The existing social housing schemes that are being audited are located in counties Meath, Kildare and Dublin.
Leading the project is Jay Stuart of the Dublin-based Sustainable Design Consultancy, DWEcoCo.
Explaining the background to the audit, Stuart said: “Existing social housing in Ireland consumes a large amount of energy for heating with significant emissions of greenhouse gases from the burning of fossil fuels.
“It is important, therefore, to understand how the energy consumption of existing dwellings can best be reduced whilst achieving a comfortable and healthy environment for the occupants through good ventilation strategies.”
Stuart indicated that the audit would involve the assessment of a broad range of social housing, including family dwellings and accommodation for the elderly and the disabled.
“Advanced thermal imaging and pressure-testing equipment will be used to discover the state of the dwellings’ thermal insulation and level of air tightness. Once this has been completed, computer simulations will be used to determine the best ventilation strategy for the dwelling type.
“The key performance indicator for the project will be the level of increase in home energy efficiency that can be attained by implementing the findings of the project.”
Stuart stated that AVASH project partners in the UK and Denmark had recently launched similar audits.

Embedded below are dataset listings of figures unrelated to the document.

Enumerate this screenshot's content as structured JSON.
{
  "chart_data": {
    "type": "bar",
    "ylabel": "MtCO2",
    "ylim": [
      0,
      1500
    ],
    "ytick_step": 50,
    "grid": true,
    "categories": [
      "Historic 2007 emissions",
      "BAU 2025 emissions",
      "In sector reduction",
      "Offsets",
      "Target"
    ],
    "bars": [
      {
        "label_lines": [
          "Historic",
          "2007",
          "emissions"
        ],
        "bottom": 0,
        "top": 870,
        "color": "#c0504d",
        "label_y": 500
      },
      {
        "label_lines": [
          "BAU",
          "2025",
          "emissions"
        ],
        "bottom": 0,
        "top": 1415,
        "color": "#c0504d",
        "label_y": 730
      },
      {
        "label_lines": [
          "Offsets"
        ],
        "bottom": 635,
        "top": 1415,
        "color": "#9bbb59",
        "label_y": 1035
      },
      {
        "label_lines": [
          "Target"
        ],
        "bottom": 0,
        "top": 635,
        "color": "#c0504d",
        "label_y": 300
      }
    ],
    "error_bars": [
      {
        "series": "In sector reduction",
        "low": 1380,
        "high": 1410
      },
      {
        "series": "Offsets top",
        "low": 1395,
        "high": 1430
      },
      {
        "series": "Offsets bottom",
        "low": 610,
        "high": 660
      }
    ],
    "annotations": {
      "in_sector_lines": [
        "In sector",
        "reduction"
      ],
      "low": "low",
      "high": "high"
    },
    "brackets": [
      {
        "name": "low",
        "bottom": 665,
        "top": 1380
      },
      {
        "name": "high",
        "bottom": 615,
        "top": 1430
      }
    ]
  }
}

“It is expected that the result of these projects, along with the analysis of social housing schemes in Ireland, will have a European-wide impact, will contribute to the exchange and sharing of knowledge and experience in the field and will improve the energy performance of the existing social housing stock and its inhabitants’ quality of life.”
While welcoming the Government’s Budget commitment to commence or acquire thousands of social housing units next year, Stuart expressed concern that many may not be completed with maximum energy efficiency in mind.
According to Stuart, “Unfortunately most dwellings due for completion in 2008 will be constructed to the minimum energy efficiency standards of the building regulations.
“Energy savings for householders and greatly reduced carbon emissions can be achieved by going that step further without incurring large additional costs.
All that is required is the knowledge and a can-do attitude, which we will offer to social housing providers through our project findings and public information campaign,” Stuart added.